When a lingering thought is not abandoned, it becomes a desire. When we contemplate on the fulfillment of desire and feel that it is our right to see it fulfilled, that somehow we deserve it – it becomes an expectation. For example, it’s 4 PM and you are sitting at work, partly bored and partly engaged in your assignment. Out of nowhere, an image of a nice meal crosses your mind. Rather than dropping the thought of food, you pursue it and soon find yourself craving for a good dinner when you get home. This is desire. Let’s say your wife is a homemaker and a good cook. Since she’s your wife and looking after the home, you ‘expect’ to be served a good meal for dinner. Or maybe you expect this way because you saw your mother or grandmother doing it when you were growing up. Or perhaps you expect it because you feel it’s the basic right of a husband. That’s what expectations are: desires with rights attached to them.

You get home and announce at the door, “Honey, I’m home!” You are ‘expecting’ a warm welcome, a hot meal. But Honey is not exactly sweet and welcoming today. Maybe she just found out that the dress she bought for Rs. 5,000 last week is on sale today for Rs. 2,700. You announce again but she tells you to stop shouting. What happens next is better left to your imagination.

Expectations are those desires you believe you have the right to see fulfilled. Due to our own conditioning by numerous factors, we develop expectations. They are the primary cause of all grief and stress. When we expect, we place a burden on ourselves as well as the one we expect from.

Different Kinds of Expectations

Lingering thoughts that we pursue and contemplate on become the building blocks of our world. Cemented in attachment, we keep erecting the walls of desires around us eventually finding ourselves completely trapped with no escape doors. Expectations are not just what we have from others or what they have from us. They are of three types in fact, and all three arise when we fail to drop the thought that seeded it at the first place.

From Self

The expectations we have from ourselves are at the root of our grief. We expect ourselves to be disciplined, calm, together, always caring and so on. But when we procrastinate, get angry, indulge immorally or act selfishly, somewhere we feel guilty. Even if no one was hurt or harmed in the process, we still feel bad. Primarily because we have certain expectations from ourselves and we failed to fulfill them. The troubling thing is that not all these expectations are right. Most of these have been handed down to us by our society, teachers, parents, peers, religion and so on.
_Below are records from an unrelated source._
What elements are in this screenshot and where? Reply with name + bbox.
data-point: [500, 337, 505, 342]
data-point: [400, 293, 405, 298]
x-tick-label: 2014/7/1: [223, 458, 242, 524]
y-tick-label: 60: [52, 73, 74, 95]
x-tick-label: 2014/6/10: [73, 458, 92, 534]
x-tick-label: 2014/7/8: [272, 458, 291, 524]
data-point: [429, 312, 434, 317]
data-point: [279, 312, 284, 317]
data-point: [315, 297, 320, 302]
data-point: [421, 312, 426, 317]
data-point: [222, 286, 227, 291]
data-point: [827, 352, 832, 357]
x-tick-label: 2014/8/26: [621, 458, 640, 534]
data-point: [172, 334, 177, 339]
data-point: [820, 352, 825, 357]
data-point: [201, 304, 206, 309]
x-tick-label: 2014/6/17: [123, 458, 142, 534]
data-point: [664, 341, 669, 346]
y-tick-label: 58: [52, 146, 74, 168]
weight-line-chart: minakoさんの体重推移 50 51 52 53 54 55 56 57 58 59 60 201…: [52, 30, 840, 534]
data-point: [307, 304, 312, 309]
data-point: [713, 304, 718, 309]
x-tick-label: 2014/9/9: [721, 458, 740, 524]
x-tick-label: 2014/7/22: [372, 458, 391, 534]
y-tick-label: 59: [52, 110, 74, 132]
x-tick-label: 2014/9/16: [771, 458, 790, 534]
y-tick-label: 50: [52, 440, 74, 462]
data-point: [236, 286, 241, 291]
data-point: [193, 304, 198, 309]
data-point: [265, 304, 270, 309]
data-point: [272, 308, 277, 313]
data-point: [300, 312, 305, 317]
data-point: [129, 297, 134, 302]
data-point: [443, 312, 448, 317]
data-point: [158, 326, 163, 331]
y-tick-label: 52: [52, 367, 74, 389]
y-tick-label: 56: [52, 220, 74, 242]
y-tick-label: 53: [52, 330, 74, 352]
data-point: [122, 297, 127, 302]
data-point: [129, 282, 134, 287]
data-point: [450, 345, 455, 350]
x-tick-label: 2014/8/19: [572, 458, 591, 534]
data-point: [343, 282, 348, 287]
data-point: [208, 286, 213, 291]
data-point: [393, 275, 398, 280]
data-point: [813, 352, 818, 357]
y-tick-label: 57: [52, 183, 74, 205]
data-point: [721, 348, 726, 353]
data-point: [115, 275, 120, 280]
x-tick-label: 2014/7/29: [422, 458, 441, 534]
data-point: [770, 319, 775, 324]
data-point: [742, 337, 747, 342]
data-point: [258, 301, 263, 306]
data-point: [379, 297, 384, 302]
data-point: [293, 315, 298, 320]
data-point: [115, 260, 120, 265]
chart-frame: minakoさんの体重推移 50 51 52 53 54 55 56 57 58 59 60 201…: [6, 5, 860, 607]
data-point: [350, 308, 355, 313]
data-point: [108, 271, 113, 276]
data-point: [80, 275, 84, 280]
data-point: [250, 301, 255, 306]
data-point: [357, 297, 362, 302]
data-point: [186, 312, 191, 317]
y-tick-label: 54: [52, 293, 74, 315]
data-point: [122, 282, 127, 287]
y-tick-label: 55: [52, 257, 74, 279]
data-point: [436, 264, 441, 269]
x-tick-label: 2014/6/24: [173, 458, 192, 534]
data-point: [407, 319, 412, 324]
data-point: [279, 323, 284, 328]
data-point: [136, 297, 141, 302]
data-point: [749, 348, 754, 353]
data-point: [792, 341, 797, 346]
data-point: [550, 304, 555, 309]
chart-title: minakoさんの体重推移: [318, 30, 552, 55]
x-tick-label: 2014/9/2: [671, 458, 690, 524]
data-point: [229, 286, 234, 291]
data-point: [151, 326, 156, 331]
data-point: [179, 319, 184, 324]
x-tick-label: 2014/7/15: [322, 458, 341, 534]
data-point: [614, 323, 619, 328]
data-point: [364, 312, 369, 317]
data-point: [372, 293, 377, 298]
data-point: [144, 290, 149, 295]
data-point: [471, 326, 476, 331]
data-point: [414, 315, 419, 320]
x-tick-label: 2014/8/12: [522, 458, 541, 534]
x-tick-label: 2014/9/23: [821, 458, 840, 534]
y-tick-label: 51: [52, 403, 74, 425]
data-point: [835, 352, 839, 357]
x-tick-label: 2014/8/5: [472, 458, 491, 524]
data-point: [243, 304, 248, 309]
Based on your education, samskara, upbringing, your social circle and your professional life – all of which play an important role in your conditioning – you expect yourself to be a certain way before others. You have set for yourself certain benchmarks and standards derived out of information passed onto you in many forms; normally based on the religion you practice and the company you keep in addition to other social and personal factors.

When these expectations, the ones you have from yourself, are not met, they give birth to shame and guilt. You feel low and tormented. In a state of as much denial as disbelief, you feel miserable and lost. You eternally stay buried under these expectations, majority of which is a big load of rubbish. With mindfulness you can filter them, keeping the ones that strengthen your consciousness and make you a more compassionate person.